To the trade workers building the structure, Lieb said what is being built here is more than steel, concrete, pipes and wires.
“It’s a commitment of the United States to continually provide world-class health care to those who go in harm’s way for those who stay behind and for those who have completed their service,” he said. “This is the legacy you’re building today.”
Also here for the ceremony was Col. Geoff VanEpps, USACE Northwest Division commander, who said installing the final piece of structural steel for the new hospital is a “very visible way point on the long path to completing the project.”
“Constructing a new hospital — creating a new space on this installation for doctors to serve their patients — is indeed a tremendous milestone in the history of any community, and here at Fort Leonard Wood, it marks the ongoing commitment and effort the Army is making to the health and wellbeing of its Soldiers,” he said. “My family and I have been patients at the existing hospital many times during the course of three tours here, and while we were always well cared for by the medical professionals who staff the facility, the building itself was clearly losing its ability to serve the installation’s needs. It’s a privilege to play a small part in setting that right and providing this community the hospital it needs, now and for the future.”
VanEpps called the relationships that exist on this project, between the Department of Defense agencies and the design and build contractors, “about as healthy and productive as any I’ve ever seen in my career.”
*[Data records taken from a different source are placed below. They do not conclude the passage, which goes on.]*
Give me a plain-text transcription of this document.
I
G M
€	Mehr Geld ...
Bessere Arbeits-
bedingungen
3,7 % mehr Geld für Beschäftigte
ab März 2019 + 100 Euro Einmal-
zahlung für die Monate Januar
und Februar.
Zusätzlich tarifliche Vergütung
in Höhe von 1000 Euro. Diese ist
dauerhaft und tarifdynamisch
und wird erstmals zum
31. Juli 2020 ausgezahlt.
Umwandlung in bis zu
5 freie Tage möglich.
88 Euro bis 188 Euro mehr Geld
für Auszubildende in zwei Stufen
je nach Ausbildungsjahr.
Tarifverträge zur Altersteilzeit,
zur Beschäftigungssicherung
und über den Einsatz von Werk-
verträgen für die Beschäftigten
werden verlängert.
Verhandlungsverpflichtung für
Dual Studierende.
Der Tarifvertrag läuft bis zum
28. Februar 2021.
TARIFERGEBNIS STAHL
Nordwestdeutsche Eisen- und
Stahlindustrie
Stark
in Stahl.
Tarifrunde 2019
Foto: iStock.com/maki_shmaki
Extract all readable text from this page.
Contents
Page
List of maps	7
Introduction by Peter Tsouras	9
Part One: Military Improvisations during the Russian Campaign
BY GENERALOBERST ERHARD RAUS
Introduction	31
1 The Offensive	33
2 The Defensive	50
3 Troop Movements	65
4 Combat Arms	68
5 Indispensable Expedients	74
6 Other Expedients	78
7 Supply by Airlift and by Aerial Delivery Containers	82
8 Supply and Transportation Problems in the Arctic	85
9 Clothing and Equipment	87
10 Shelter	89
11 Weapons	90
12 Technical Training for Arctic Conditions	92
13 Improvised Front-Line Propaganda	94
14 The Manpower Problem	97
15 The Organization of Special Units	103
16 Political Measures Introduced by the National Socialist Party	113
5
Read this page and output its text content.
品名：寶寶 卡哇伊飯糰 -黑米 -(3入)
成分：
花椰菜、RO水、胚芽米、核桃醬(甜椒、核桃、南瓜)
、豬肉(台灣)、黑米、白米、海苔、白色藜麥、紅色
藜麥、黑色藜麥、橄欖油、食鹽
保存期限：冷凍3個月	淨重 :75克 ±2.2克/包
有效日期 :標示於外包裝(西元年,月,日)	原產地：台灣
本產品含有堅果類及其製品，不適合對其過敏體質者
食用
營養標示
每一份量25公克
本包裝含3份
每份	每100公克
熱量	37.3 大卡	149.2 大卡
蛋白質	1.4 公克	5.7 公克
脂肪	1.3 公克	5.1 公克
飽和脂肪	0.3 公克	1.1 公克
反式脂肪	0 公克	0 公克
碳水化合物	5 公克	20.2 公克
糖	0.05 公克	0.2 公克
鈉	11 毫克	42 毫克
“I’d venture to say that at this point, this project is the gold standard for partnering across the Department of Defense — the best in class; the way we wish every project would go,” he added.
Topping-out ceremonies have a long tradition in the construction business, said JE Dunn Construction representative Peter Neidlein. During this ceremony, instead of having workers placing the beam atop the structure, the attendees watched as a tree was illuminated at the highest point of the new hospital.
“It goes all the way back to Scandinavian lore, where they would attach a tree to the top of their structures — their wood structures — to really pay homage to the deities of the forest that they may have disturbed in cutting those trees down to create those structures,” he said. “So, they felt that it was important to make sure they brought good luck, not only to the project that was being built, but mostly, it was about the good fortune of the future occupants of that structure. I think that’s no more important than for a building that’s going to take care of thousands and thousands of service men and women and their families and the community.”
The new hospital will be located on 52 acres just northeast of the existing hospital, which was built in 1965. Facilities to be constructed include a 235,400-square-foot hospital, 193,300-square-foot clinic, central utility plant, emergency back-up generators, five-bay ambulance garage, helipad and supporting facilities.
Most of the project is expected to be completed in 2024, when the existing hospital will then be scheduled for demolition. Renovation of the existing optical fabrication lab and parking improvements are slated to follow.
“We are looking forward to a more updated state-of-the-art facility to continue providing quality healthcare for our beneficiaries,” said Col. Aaron Pitney, GLWAC commander. “Even though the facility will not receive patients until 2025, we are excited to share this first significant milestone with other stakeholders in the region.”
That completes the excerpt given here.